In my seven years of living in this country, I became accustomed to the continued use of inflammatory rhetoric to intimidate and create resentment towards victims of the 36-year armed conflict and other human rights defenders. Such people are commonly accused of being communists and traitors, for example. However, today’s insert is the most alarming piece of such material I have seen. It begins with a threat:

‘We hereby warn the kingdoms of Sweden and Norway and the rest of the states that fund hate and resentment in Guatemala that the vast majority of Guatemalans are not your subjects and we shall defend our sovereignty. We are not lab rats for your social experiments and we will not allow you to impose on us your twisted models of justice. The world deserves to know the truth!’

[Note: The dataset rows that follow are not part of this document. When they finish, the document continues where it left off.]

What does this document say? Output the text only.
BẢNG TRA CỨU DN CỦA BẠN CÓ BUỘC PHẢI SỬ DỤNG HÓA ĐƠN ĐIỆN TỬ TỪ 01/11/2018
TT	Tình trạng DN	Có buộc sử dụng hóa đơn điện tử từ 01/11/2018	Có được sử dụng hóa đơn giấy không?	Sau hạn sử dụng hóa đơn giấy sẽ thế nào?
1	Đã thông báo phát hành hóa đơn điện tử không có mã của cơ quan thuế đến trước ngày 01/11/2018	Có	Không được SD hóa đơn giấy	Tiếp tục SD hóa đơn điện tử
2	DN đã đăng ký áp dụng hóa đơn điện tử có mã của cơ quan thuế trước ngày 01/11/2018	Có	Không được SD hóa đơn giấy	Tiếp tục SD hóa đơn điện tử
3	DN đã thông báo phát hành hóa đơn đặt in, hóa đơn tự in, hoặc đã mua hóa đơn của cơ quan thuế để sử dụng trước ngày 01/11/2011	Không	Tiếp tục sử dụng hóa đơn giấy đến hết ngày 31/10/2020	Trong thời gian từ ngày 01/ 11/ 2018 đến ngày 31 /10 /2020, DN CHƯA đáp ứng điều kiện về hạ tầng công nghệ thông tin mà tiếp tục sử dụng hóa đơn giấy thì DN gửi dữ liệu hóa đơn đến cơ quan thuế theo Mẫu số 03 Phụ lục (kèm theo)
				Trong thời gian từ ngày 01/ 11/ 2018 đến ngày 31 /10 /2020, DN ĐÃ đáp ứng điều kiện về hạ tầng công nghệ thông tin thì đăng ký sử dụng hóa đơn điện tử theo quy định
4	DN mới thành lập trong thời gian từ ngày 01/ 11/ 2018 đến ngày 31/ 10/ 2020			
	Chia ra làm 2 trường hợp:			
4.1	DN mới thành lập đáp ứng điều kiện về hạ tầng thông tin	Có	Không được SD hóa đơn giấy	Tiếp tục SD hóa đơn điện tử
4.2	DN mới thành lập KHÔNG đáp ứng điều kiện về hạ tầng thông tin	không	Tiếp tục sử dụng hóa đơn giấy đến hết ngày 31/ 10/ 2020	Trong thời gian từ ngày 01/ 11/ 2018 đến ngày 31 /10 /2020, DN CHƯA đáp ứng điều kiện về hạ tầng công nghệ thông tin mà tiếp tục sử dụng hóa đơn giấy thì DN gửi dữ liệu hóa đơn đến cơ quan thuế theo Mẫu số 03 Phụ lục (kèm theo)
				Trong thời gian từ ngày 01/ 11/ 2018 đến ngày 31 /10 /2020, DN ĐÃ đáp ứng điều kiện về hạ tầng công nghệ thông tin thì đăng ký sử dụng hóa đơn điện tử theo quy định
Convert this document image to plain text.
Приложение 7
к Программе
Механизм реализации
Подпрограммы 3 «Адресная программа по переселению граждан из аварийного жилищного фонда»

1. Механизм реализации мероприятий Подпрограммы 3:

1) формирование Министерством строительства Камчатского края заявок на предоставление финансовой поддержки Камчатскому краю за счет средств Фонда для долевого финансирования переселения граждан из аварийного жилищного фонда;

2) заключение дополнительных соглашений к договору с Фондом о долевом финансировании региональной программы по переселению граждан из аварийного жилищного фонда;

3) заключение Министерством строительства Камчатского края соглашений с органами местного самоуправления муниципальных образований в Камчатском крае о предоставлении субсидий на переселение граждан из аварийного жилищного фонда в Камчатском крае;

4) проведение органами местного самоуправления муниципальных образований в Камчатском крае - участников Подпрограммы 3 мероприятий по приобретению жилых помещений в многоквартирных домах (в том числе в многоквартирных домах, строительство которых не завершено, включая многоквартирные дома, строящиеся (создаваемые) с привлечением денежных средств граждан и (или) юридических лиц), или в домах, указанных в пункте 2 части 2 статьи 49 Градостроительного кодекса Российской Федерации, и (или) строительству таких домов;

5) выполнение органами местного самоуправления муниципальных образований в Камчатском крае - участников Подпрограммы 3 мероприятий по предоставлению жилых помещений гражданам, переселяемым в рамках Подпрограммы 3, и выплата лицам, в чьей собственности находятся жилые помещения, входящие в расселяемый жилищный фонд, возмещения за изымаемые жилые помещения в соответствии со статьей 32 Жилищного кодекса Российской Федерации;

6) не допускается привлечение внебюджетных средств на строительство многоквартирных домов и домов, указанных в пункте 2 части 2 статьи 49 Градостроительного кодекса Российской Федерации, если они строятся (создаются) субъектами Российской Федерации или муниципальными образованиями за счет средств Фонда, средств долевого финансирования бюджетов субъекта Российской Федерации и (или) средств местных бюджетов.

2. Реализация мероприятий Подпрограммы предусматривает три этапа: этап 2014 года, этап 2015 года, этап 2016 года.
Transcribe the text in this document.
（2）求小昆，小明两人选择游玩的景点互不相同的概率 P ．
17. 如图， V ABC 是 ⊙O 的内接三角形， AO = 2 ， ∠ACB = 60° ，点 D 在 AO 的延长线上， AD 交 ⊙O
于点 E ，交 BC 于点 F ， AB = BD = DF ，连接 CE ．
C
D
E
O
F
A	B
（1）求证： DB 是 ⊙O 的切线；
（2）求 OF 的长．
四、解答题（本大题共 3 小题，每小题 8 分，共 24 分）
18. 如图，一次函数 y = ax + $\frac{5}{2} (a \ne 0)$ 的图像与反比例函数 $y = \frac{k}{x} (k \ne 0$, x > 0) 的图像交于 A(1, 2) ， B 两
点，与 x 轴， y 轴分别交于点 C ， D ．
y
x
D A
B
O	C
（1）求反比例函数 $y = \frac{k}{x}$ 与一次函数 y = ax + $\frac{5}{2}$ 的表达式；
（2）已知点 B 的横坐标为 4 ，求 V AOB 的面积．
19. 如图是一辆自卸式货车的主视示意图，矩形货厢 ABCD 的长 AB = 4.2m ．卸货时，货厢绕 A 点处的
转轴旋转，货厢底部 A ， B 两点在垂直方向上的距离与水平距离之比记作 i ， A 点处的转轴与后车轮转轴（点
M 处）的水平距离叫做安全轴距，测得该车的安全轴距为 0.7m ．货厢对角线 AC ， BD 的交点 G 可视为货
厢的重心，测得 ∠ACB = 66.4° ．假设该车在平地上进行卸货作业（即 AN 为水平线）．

Within the document, the authors accuse the guerrilla forces of the atrocities committed during the war. They make accusations about the involvement of Catholic priests and nuns, including Bishop Gerardi who was assassinated in 1998, and of international solidarity networks such as NISGUA, of complicity with terrorists and of propagating the ‘genocide farce’.  Internationally recognized human rights personalities such as Rigoberta Menchu (1992 Nobel Peace Prize recipient) and Frank La Rue (UN Special Rapporteur on the promotion and protection of the right to freedom of opinion and expression) are also implicated.

The piece ends with the following:

‘The farce achieved its strategic objective, that Guatemala be accused and discredited for a supposed genocide that never existed.

After the rejected, and therefore illegal “Peace Accords” (rejected by the population convened for a referendum in May of 1999), the Catholic Church, committed to liberation theology, fired the last shot, with the REMHI [the Catholic Church’s truth commission report], an instrument of revenge written by a team led by Marxist priests and headed by Juan Gerardi. The rest is biased and perverse history written by those who were opponents of the State, who, lacking manliness and principles, use it as AN INSTRUMENT TO INEVITABLY LEAD US TOWARDS A NEW CONFRONTATION.’

Being distributed in the Sunday edition of a well-reputed newspaper lends this piece an air of credibility and portrays the material as factual. It will no doubt add fuel to the ongoing atmosphere of conflict and hostility, which is clearly concerning for witnesses, lawyers and other human rights defenders involved in the genocide case. Increased international attention on the situation in Guatemala for human rights defenders is especially important in light of such circumstances.

Our delegation is here to observe what we believe will be the final week of the trial, and we hope that our presence will be useful not only to accompany this important and historic process, but also to document some of the tactics being used to discredit these same proceedings. Finally, as fundamental as the genocide trial is, it is important to locate it within a context of continued human rights violations nationwide, and to support comprehensive justice efforts in Guatemala.